The title Sun Dub here is a little misleading. Dunkelbunt, the recording alias of Austrian producer/DJ/musician Ulf Lindemann, is a truly eclectic artist. He is one of relatively few electronic and dance-oriented composers to incorporate traditional Balkan music, so he gets a lot of attention for that. But as 2009’s excellent Raindrops and Elephants attests, Lindemann’s palate is truly intercontinental, taking in Western, African, Caribbean, and Latin styles as well. In other words, the guy’s impossible to pigeonhole. This second collection of Lindemann’s influences, likes, and remixing work shows why.
There’s dub reggae on Sun Dub, Vol. 2, but that’s just one of the many styles that mix and mingle. At their cores, the beats on these 19 tracks are related to club culture of some sort. But what goes on top of them ranges from traditional folk music to jazz, from hip-hop to klezmer. If this all sounds like a bit of a mess, well, at times it is. More often, though, Lindemann keeps things more orderly, with intuitive sequencing and care that befits what is essentially a personal mixtape.

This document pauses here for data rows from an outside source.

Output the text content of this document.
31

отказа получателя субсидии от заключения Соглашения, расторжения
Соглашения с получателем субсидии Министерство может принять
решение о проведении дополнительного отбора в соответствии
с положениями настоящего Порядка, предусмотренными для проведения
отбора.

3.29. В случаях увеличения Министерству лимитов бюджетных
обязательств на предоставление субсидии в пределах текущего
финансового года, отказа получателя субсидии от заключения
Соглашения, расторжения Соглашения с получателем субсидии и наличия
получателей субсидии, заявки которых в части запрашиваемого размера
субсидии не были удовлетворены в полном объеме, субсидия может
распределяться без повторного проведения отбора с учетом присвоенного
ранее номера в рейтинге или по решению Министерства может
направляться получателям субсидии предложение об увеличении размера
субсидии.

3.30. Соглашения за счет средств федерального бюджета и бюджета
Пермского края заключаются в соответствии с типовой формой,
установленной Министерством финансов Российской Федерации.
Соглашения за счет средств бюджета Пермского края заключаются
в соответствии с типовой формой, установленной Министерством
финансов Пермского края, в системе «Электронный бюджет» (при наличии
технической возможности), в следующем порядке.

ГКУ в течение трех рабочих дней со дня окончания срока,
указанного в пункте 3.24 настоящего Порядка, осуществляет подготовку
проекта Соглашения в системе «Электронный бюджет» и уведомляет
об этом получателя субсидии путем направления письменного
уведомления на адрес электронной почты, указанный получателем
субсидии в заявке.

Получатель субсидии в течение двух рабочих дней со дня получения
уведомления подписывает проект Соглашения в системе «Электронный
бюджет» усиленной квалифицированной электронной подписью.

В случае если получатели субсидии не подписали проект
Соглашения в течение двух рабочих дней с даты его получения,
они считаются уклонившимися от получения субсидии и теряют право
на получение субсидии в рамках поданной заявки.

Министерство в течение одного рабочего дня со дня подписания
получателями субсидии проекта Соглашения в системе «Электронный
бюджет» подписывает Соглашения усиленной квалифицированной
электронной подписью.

The compilation opens with the rainforest sound effects and pan flute of Niftys and Dunkelbunt’s “Florestry In Dub”. These rather suspect middle-of-the-road signifiers soon ease into a steady reggae rhythm, however. This is followed by the ska guitar of Amorf Ördögök on “Dunántúli Sláger”. Lest you get the feeling this is merely an international take on traditional dub, however, a ragged trombone straight out of a smoky Budapest jazz dive crashes the song two-thirds of the way in. It’s a taster for the many flavorings that are to follow. From this point to the penultimate track, Sun Dub, Vol. 2 is less about dub reggae and more about everything else.

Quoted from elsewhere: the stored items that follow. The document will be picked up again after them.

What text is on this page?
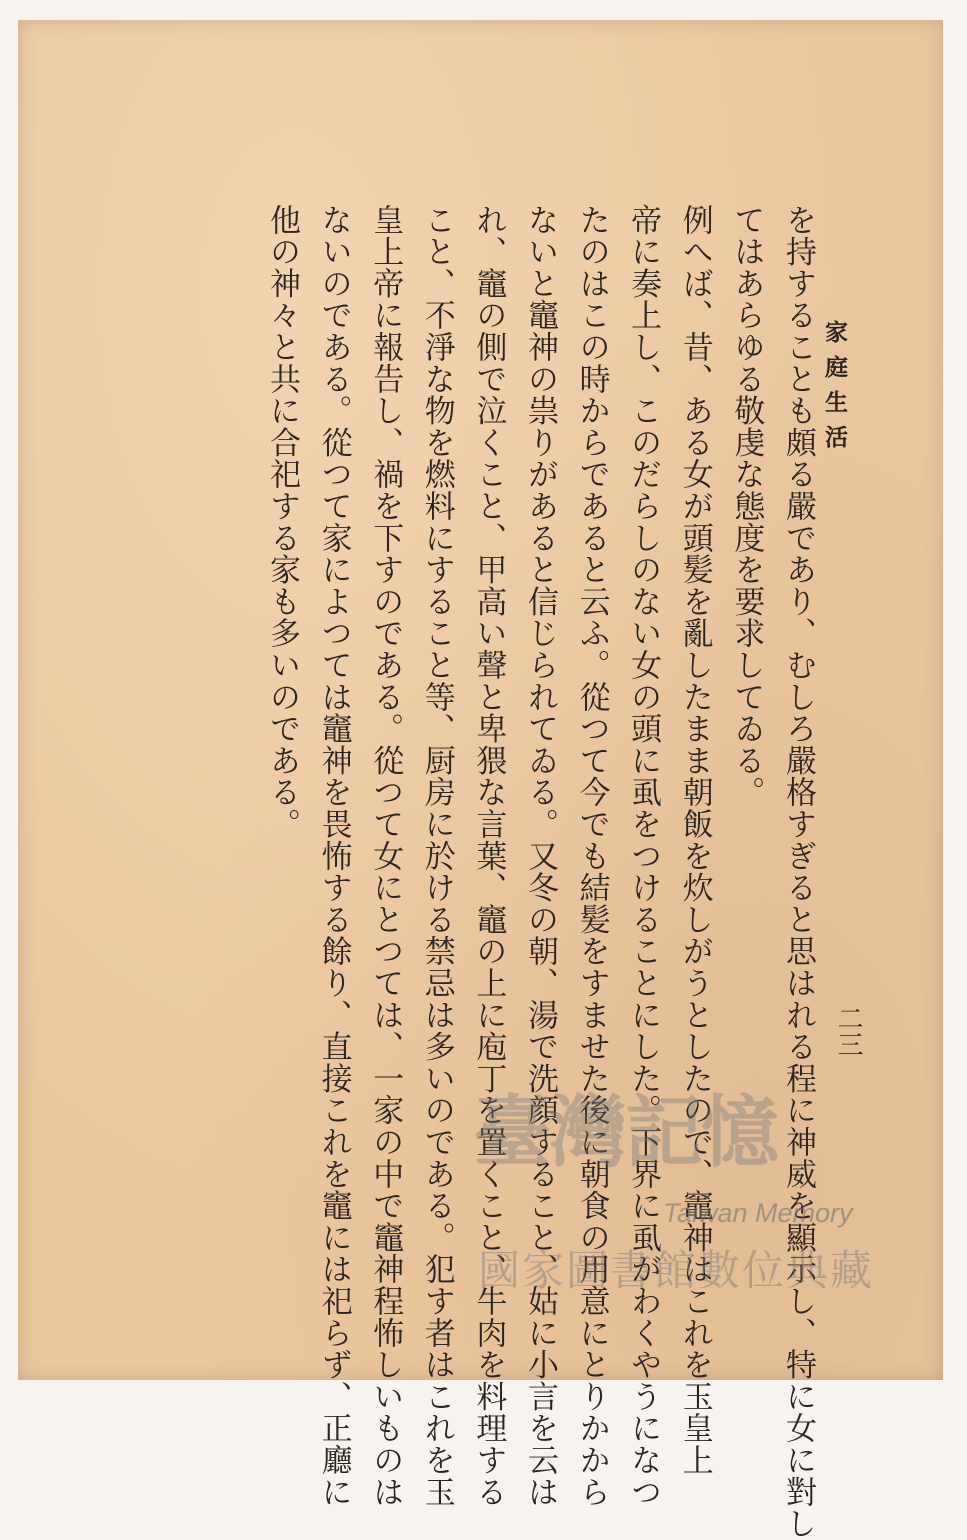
家庭生活
二三
を持することも頗る嚴であり、むしろ嚴格すぎると思はれる程に神威を顯示し、特に女に對し
てはあらゆる敬虔な態度を要求してゐる。
例へば、昔、ある女が頭髪を亂したまま朝飯を炊しがうとしたので、竈神はこれを玉皇上
帝に奏上し、このだらしのない女の頭に虱をつけることにした。下界に虱がわくやうになつ
たのはこの時からであると云ふ。從つて今でも結髪をすませた後に朝食の用意にとりかから
ないと竈神の祟りがあると信じられてゐる。又冬の朝、湯で洗顔すること、姑に小言を云は
れ、竈の側で泣くこと、甲高い聲と卑猥な言葉、竈の上に庖丁を置くこと、牛肉を料理する
こと、不淨な物を燃料にすること等、厨房に於ける禁忌は多いのである。犯す者はこれを玉
皇上帝に報告し、禍を下すのである。從つて女にとつては、一家の中で竈神程怖しいものは
ないのである。從つて家によつては竈神を畏怖する餘り、直接これを竈には祀らず、正廳に
他の神々と共に合祀する家も多いのである。
臺灣記憶
Taiwan Memory
國家圖書館數位典藏
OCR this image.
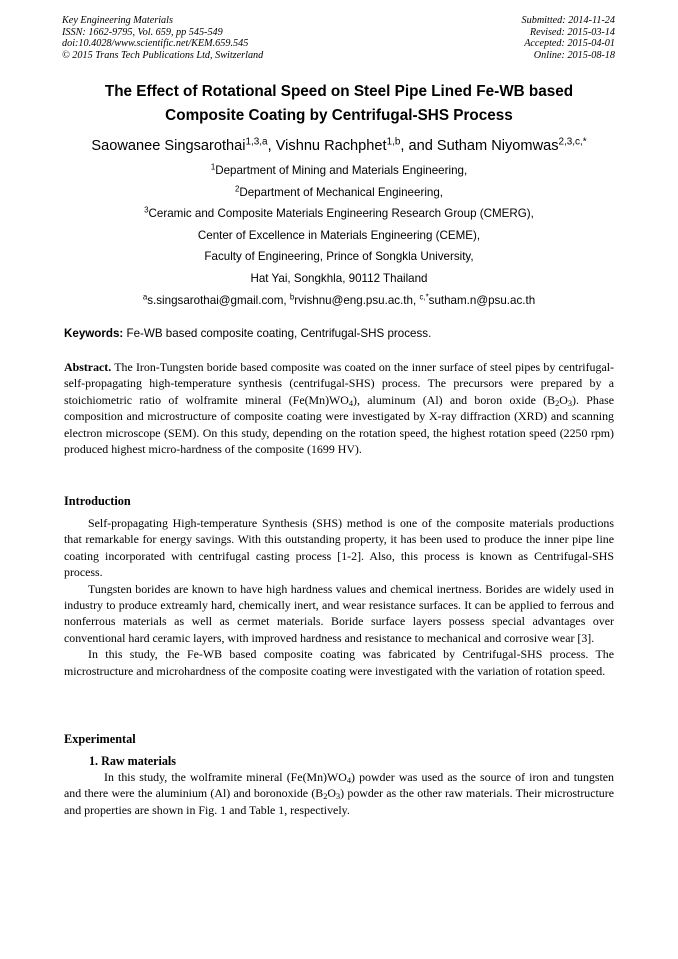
Key Engineering Materials
ISSN: 1662-9795, Vol. 659, pp 545-549
doi:10.4028/www.scientific.net/KEM.659.545
© 2015 Trans Tech Publications Ltd, Switzerland
Submitted: 2014-11-24
Revised: 2015-03-14
Accepted: 2015-04-01
Online: 2015-08-18
The Effect of Rotational Speed on Steel Pipe Lined Fe-WB based
Composite Coating by Centrifugal-SHS Process
Saowanee Singsarothai$^{1,3,a}$, Vishnu Rachphet$^{1,b}$, and Sutham Niyomwas$^{2,3,c,*}$
$^1$Department of Mining and Materials Engineering,
$^2$Department of Mechanical Engineering,
$^3$Ceramic and Composite Materials Engineering Research Group (CMERG),
Center of Excellence in Materials Engineering (CEME),
Faculty of Engineering, Prince of Songkla University,
Hat Yai, Songkhla, 90112 Thailand
$^a$s.singsarothai@gmail.com, $^b$rvishnu@eng.psu.ac.th, $^{c,*}$sutham.n@psu.ac.th
Keywords: Fe-WB based composite coating, Centrifugal-SHS process.
Abstract. The Iron-Tungsten boride based composite was coated on the inner surface of steel pipes by centrifugal-self-propagating high-temperature synthesis (centrifugal-SHS) process. The precursors were prepared by a stoichiometric ratio of wolframite mineral $(Fe(Mn)WO_4)$, aluminum (Al) and boron oxide $(B_2O_3)$. Phase composition and microstructure of composite coating were investigated by X-ray diffraction (XRD) and scanning electron microscope (SEM). On this study, depending on the rotation speed, the highest rotation speed (2250 rpm) produced highest micro-hardness of the composite (1699 HV).
Introduction

Self-propagating High-temperature Synthesis (SHS) method is one of the composite materials productions that remarkable for energy savings. With this outstanding property, it has been used to produce the inner pipe line coating incorporated with centrifugal casting process [1-2]. Also, this process is known as Centrifugal-SHS process.

Tungsten borides are known to have high hardness values and chemical inertness. Borides are widely used in industry to produce extreamly hard, chemically inert, and wear resistance surfaces. It can be applied to ferrous and nonferrous materials as well as cermet materials. Boride surface layers possess special advantages over conventional hard ceramic layers, with improved hardness and resistance to mechanical and corrosive wear [3].

In this study, the Fe-WB based composite coating was fabricated by Centrifugal-SHS process. The microstructure and microhardness of the composite coating were investigated with the variation of rotation speed.

Experimental
1. Raw materials

In this study, the wolframite mineral $(Fe(Mn)WO_4)$ powder was used as the source of iron and tungsten and there were the aluminium (Al) and boronoxide $(B_2O_3)$ powder as the other raw materials. Their microstructure and properties are shown in Fig. 1 and Table 1, respectively.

One of the most engaging, not to mention endearing, tracks is a remix of a 28-year-old song: “Take Me Back to Piaui” from Brazilian agitator Juca Chaves takes a bossanova guitar and adds a funky rocksteady rhythm. Cue the boastful horn section and chanted vocals, and you have something along the lines of a Fela Kuti missive. The funk continues with the laid-back soul-jazz of Italy’s Stefano Miele. With Sun Dub, Vol. 2, the more unexpected or improbable the sound, the better it seems to work. Take the sassy girl-pop/hip-hop vibe of “En La Búsqueda” from Italy’s Nomhadas, or the bold spy-jazz of the aptly titled “Hipbrass” from Germany’s Frohlocker. Neither has a whole lot to do with dub, but Lindemann has drawn you into his world so effectively that it doesn’t matter.

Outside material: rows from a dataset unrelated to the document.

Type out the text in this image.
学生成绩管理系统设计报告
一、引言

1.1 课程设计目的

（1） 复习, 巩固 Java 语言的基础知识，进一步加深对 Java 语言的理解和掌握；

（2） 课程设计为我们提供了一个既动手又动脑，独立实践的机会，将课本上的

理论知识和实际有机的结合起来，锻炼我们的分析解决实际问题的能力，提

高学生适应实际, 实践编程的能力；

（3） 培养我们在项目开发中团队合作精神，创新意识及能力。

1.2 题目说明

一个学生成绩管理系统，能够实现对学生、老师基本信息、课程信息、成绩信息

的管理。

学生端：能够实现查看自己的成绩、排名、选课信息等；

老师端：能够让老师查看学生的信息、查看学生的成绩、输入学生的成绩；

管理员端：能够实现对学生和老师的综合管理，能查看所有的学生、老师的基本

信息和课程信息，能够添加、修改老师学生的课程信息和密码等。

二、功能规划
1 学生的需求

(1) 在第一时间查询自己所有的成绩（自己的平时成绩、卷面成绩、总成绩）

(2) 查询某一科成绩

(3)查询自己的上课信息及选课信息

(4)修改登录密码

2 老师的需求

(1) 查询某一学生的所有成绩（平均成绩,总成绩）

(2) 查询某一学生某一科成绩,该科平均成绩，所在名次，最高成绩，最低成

Lindemann also throws in a couple of his own Dunkelbunt compositions. “Kebab Connection”, featuring the energetic toasting of Kenyan dancehall master Cloud Tissa, is presented in a four-part remix. Different producers take the basic track through hip-hop, soca, and spacey dub, until it winds up in floor-rattling dubstep style. Throughout, the track never loses its ethnic touches, or its appeal. By comparison, a remix of “Cinnamon Girl”, a highlight of Raindrops and Elephants, is a disappointment, simply adding beats and subtracting some vocals from the original.
As Sun Dub, Vol. 2 heads down the stretch, it starts to pick up more drum’n'bass influences. This isn’t necessarily a bad thing, and it’s nice to see Lindemann give props to what is now an often overlooked genre. Still, the frenetic nature of the tracks seems at odds with the laid-back, mid-tempo vibe you’ve been experiencing. Eventually, the compilation ends up close to where it started, with some hazy, dubby reggae. The ambient effects, spectral drones, and rattling tablas of Adham Shaikh’s “Ohm” provide a suitably soothing, not to mention memorable, send-off.
Somewhat inevitably, Sun Dub, Vol. 2 lacks the cohesion and consistent thrills of Raindrops and Elephants. For any fan of Lindemann’s work, though, and those wishing to hear some truly original, truly “world” music in a contemporary setting, it’s highly recommended.